Taking part in a wine tasting evening with like-minded friends has got to be one of the best ways you can pass the time. At such events, it’s not uncommon for fresh white bread, cheese and other snacks to be served to “cleanse the palate” as you move on from one wine to the next, and to prevent the wine going to your head too quickly! But, at professional wine tastings, things are different – snacks are never served, and the wine isn’t swallowed either!
It’s during the month of March, that the start of the wine tasting season begins once again. Over the following months, as new vintages are bottled and delivered, professional tasters will see their diaries filling and a very busy schedule developing. And, it’s no coincidence that all the major wine fairs – which are usually for trade visitors only – will soon be underway too. Prowein, which is held in Düsseldorf in Germany in mid-March, pretty much launches the wine year for professional buyers and journalists. Spring then ushers in the other important European fairs such as Vinitaly in Verona and the London Wine Trade Fair here in the UK. But interestingly, the manner in which professional tasters undertake their craft at these fairs stands in marked contrast to the usual etiquette of a social tasting hosted by the local wine merchant or winery. Not only is there a tremendously greater selection of wines on offer, there are also practices that the layperson might find rather surprising!

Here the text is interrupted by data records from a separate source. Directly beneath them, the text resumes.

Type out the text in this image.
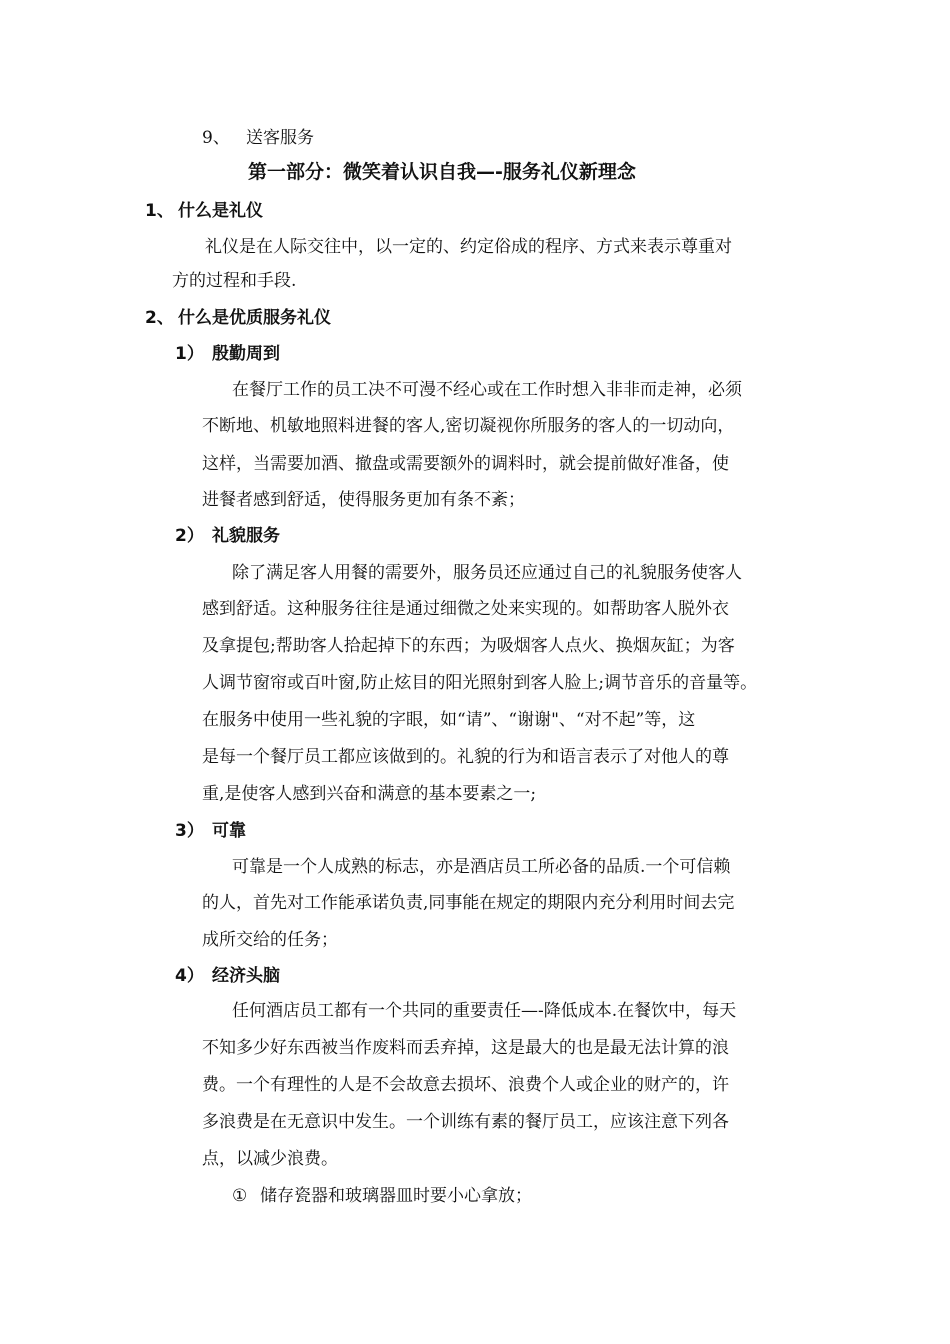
9、 送客服务
第一部分：微笑着认识自我—-服务礼仪新理念
1、 什么是礼仪
礼仪是在人际交往中，以一定的、约定俗成的程序、方式来表示尊重对
方的过程和手段.
2、 什么是优质服务礼仪
1） 殷勤周到
在餐厅工作的员工决不可漫不经心或在工作时想入非非而走神，必须
不断地、机敏地照料进餐的客人,密切凝视你所服务的客人的一切动向，
这样，当需要加酒、撤盘或需要额外的调料时，就会提前做好准备，使
进餐者感到舒适，使得服务更加有条不紊；
2） 礼貌服务
除了满足客人用餐的需要外，服务员还应通过自己的礼貌服务使客人
感到舒适。这种服务往往是通过细微之处来实现的。如帮助客人脱外衣
及拿提包;帮助客人拾起掉下的东西；为吸烟客人点火、换烟灰缸；为客
人调节窗帘或百叶窗,防止炫目的阳光照射到客人脸上;调节音乐的音量等。
在服务中使用一些礼貌的字眼，如“请”、“谢谢"、“对不起”等，这
是每一个餐厅员工都应该做到的。礼貌的行为和语言表示了对他人的尊
重,是使客人感到兴奋和满意的基本要素之一;
3） 可靠
可靠是一个人成熟的标志，亦是酒店员工所必备的品质.一个可信赖
的人，首先对工作能承诺负责,同事能在规定的期限内充分利用时间去完
成所交给的任务；
4） 经济头脑
任何酒店员工都有一个共同的重要责任—-降低成本.在餐饮中，每天
不知多少好东西被当作废料而丢弃掉，这是最大的也是最无法计算的浪
费。一个有理性的人是不会故意去损坏、浪费个人或企业的财产的，许
多浪费是在无意识中发生。一个训练有素的餐厅员工，应该注意下列各
点，以减少浪费。
① 储存瓷器和玻璃器皿时要小心拿放；
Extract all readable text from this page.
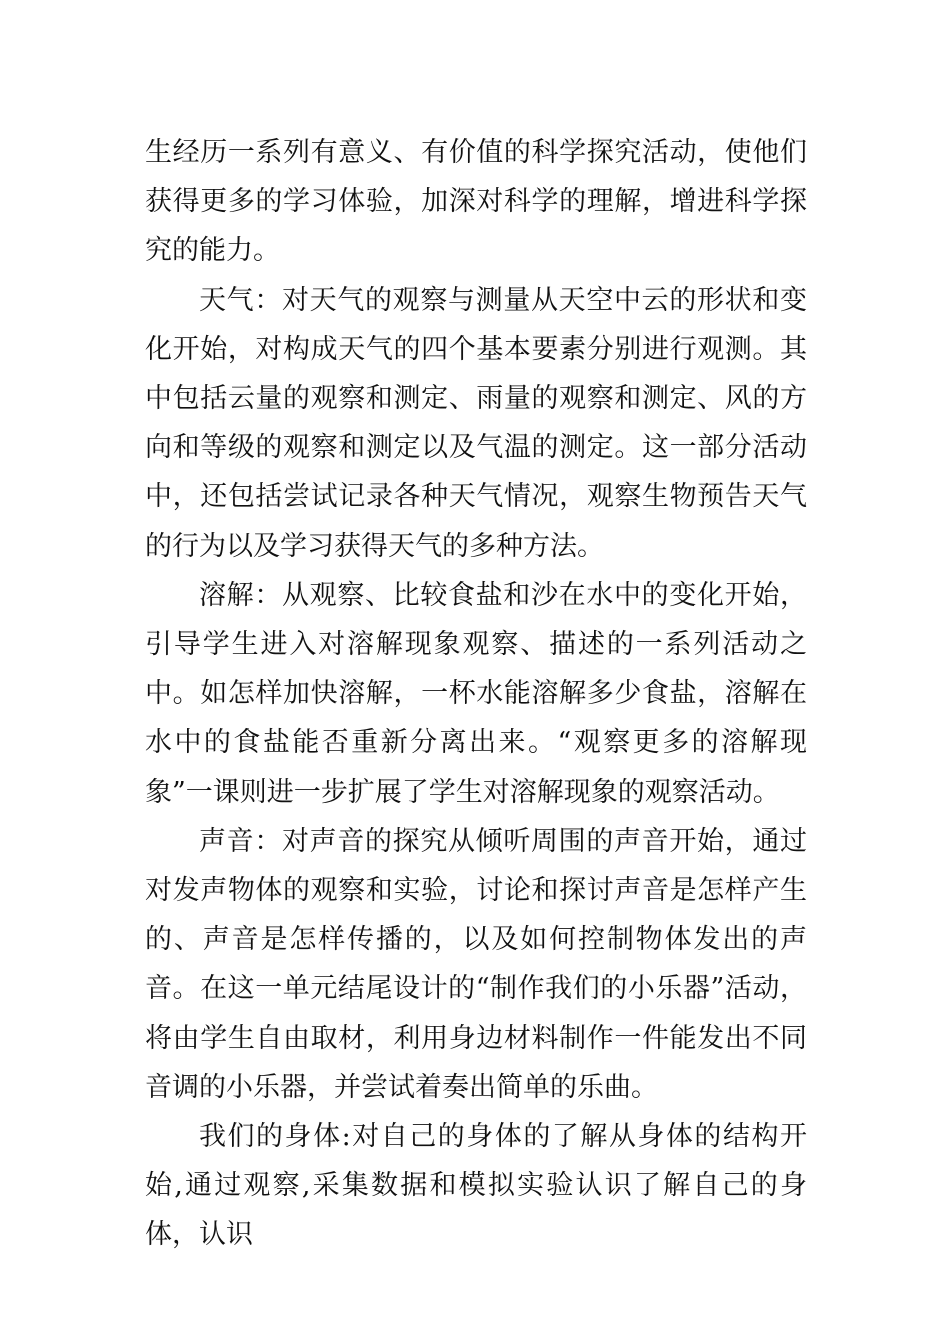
生经历一系列有意义、有价值的科学探究活动，使他们获得更多的学习体验，加深对科学的理解，增进科学探究的能力。

天气：对天气的观察与测量从天空中云的形状和变化开始，对构成天气的四个基本要素分别进行观测。其中包括云量的观察和测定、雨量的观察和测定、风的方向和等级的观察和测定以及气温的测定。这一部分活动中，还包括尝试记录各种天气情况，观察生物预告天气的行为以及学习获得天气的多种方法。

溶解：从观察、比较食盐和沙在水中的变化开始，引导学生进入对溶解现象观察、描述的一系列活动之中。如怎样加快溶解，一杯水能溶解多少食盐，溶解在水中的食盐能否重新分离出来。“观察更多的溶解现象”一课则进一步扩展了学生对溶解现象的观察活动。

声音：对声音的探究从倾听周围的声音开始，通过对发声物体的观察和实验，讨论和探讨声音是怎样产生的、声音是怎样传播的，以及如何控制物体发出的声音。在这一单元结尾设计的“制作我们的小乐器”活动，将由学生自由取材，利用身边材料制作一件能发出不同音调的小乐器，并尝试着奏出简单的乐曲。

我们的身体:对自己的身体的了解从身体的结构开始,通过观察,采集数据和模拟实验认识了解自己的身体，认识
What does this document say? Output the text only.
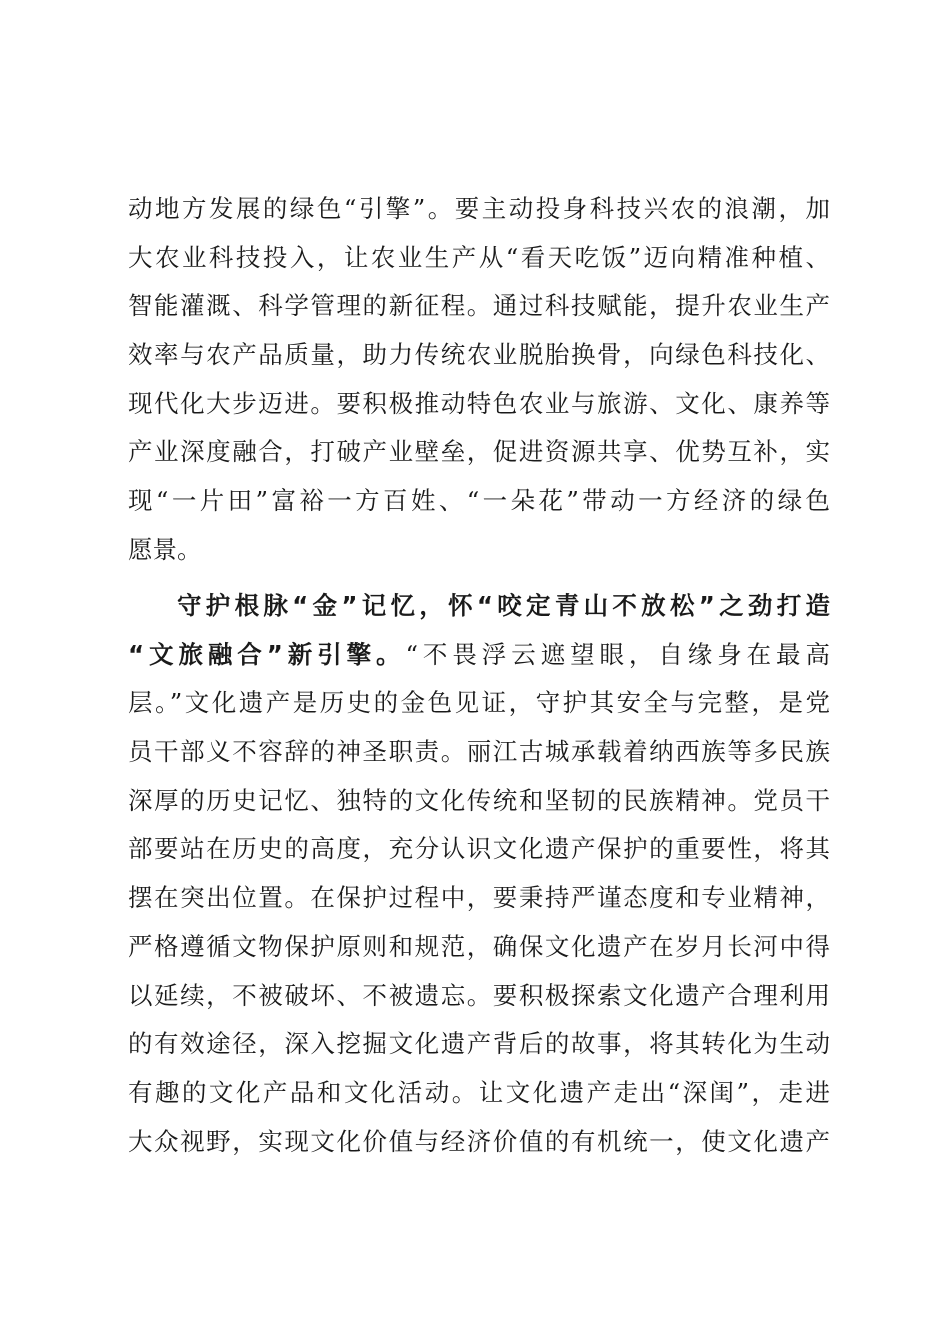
动地方发展的绿色“引擎”。要主动投身科技兴农的浪潮，加
大农业科技投入，让农业生产从“看天吃饭”迈向精准种植、
智能灌溉、科学管理的新征程。通过科技赋能，提升农业生产
效率与农产品质量，助力传统农业脱胎换骨，向绿色科技化、
现代化大步迈进。要积极推动特色农业与旅游、文化、康养等
产业深度融合，打破产业壁垒，促进资源共享、优势互补，实
现“一片田”富裕一方百姓、“一朵花”带动一方经济的绿色
愿景。
守护根脉“金”记忆，怀“咬定青山不放松”之劲打造
“文旅融合”新引擎。“不畏浮云遮望眼，自缘身在最高
层。”文化遗产是历史的金色见证，守护其安全与完整，是党
员干部义不容辞的神圣职责。丽江古城承载着纳西族等多民族
深厚的历史记忆、独特的文化传统和坚韧的民族精神。党员干
部要站在历史的高度，充分认识文化遗产保护的重要性，将其
摆在突出位置。在保护过程中，要秉持严谨态度和专业精神，
严格遵循文物保护原则和规范，确保文化遗产在岁月长河中得
以延续，不被破坏、不被遗忘。要积极探索文化遗产合理利用
的有效途径，深入挖掘文化遗产背后的故事，将其转化为生动
有趣的文化产品和文化活动。让文化遗产走出“深闺”，走进
大众视野，实现文化价值与经济价值的有机统一，使文化遗产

First rule of professional wine tasting: Never swallow the wine!
That’s right, it is absolutely taboo to swallow the wine at a professional tasting! After analysing a sample of the wine, the taster will spit his sip into specially provided container – it’s a necessity, really; because of the sheer volume of wines being tasted, a hardworking taster might well get through more than a hundred samples in a day. A further distinction between professional tastings and the convivial wine tastings that we are more familiar with is the total lack of bread or similar snacks that people tuck into to “cleanse the palate” between wines. Actually, bread isn’t as neutral as people believe; it has quite a significant influence on our sense of taste. To a certain extent, the starch in the bread is converted to sugar during chewing, and this causes the wine’s acids to taste more prominent than they actually are.
It’s not necessary to cleanse one’s palate after tasting each wine
What is true for bread also applies to nuts and almonds, which are also often served at genial wine tastings – a practice that leaves professionals aghast! It really isn’t at all necessary to cleanse the palate between tastings because the flavour of the subsequent wine almost immediately erases that of the previous one. Only when changing between types of wine – such as when going from very heavy reds to light white wines, and particularly when going from sweet to dry wines – will a professional taster take a sip of water (preferably still), to make sure he/she has a neutral palate for the next round of tastings.